18. Innocent

115 19 0
                                    


-WARNA-

To : Bunda
Bun, Joan izin ada kerja kelompok dirumah Dion.|

|Ya sayang, nanti bunda antarkan.

Nggak, nggak usah. Joan pergi sama teman-teman yang |
lain dan ini sudah di rumah Dion.|

|Hm, okey. Take care, Jo.

Joan menutup ponselnya.

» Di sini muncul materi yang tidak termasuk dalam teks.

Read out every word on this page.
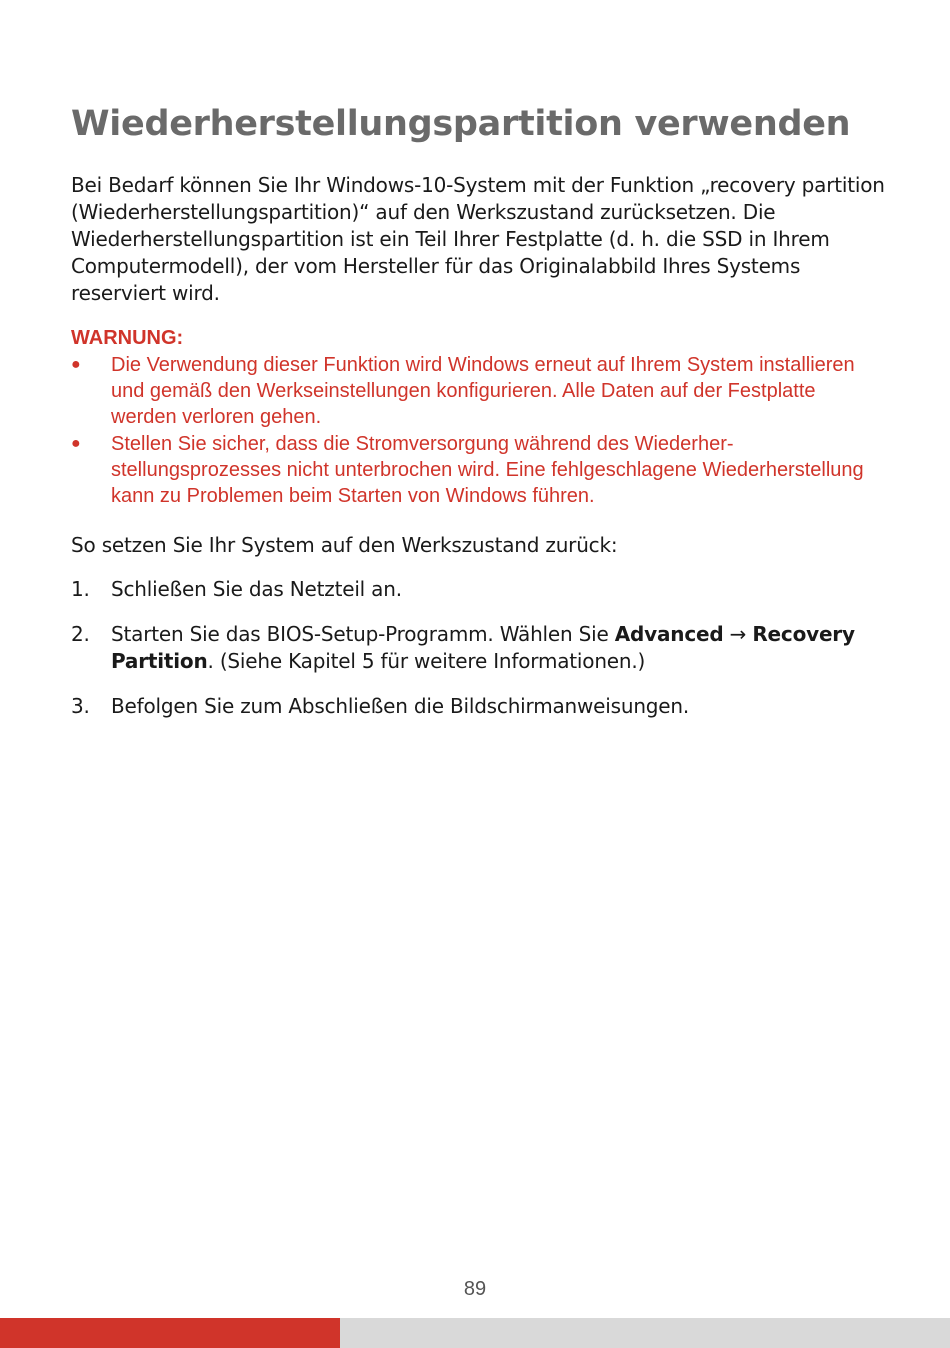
Wiederherstellungspartition verwenden

Bei Bedarf können Sie Ihr Windows-10-System mit der Funktion „recovery partition (Wiederherstellungspartition)“ auf den Werkszustand zurücksetzen. Die Wiederherstellungspartition ist ein Teil Ihrer Festplatte (d. h. die SSD in Ihrem Computermodell), der vom Hersteller für das Originalabbild Ihres Systems reserviert wird.

WARNUNG:

● Die Verwendung dieser Funktion wird Windows erneut auf Ihrem System installieren und gemäß den Werkseinstellungen konfigurieren. Alle Daten auf der Festplatte werden verloren gehen.
● Stellen Sie sicher, dass die Stromversorgung während des Wiederherstellungsprozesses nicht unterbrochen wird. Eine fehlgeschlagene Wiederherstellung kann zu Problemen beim Starten von Windows führen.

So setzen Sie Ihr System auf den Werkszustand zurück:

1. Schließen Sie das Netzteil an.
2. Starten Sie das BIOS-Setup-Programm. Wählen Sie Advanced → Recovery Partition. (Siehe Kapitel 5 für weitere Informationen.)
3. Befolgen Sie zum Abschließen die Bildschirmanweisungen.
89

Langkahnya terhenti tepat di depan sebuah cafe sederhana, BSO Cafe.
Tak banyak yang tau tentang cafe ini mengingat letaknya yang cukup tersembunyi dan ini pertama kalinya Joan berada disini.

Tring

Lonceng pintu cafe berbunyi, suasananya cukup ramai dan untuk ukuran cafe yang lumayan tersembunyi.

Anak kelas sepuluh sekolah menengah atas itu melangkah masuk dan memesan pesanannya terlebih dahulu sebelum akhirnya memilih tempat duduk.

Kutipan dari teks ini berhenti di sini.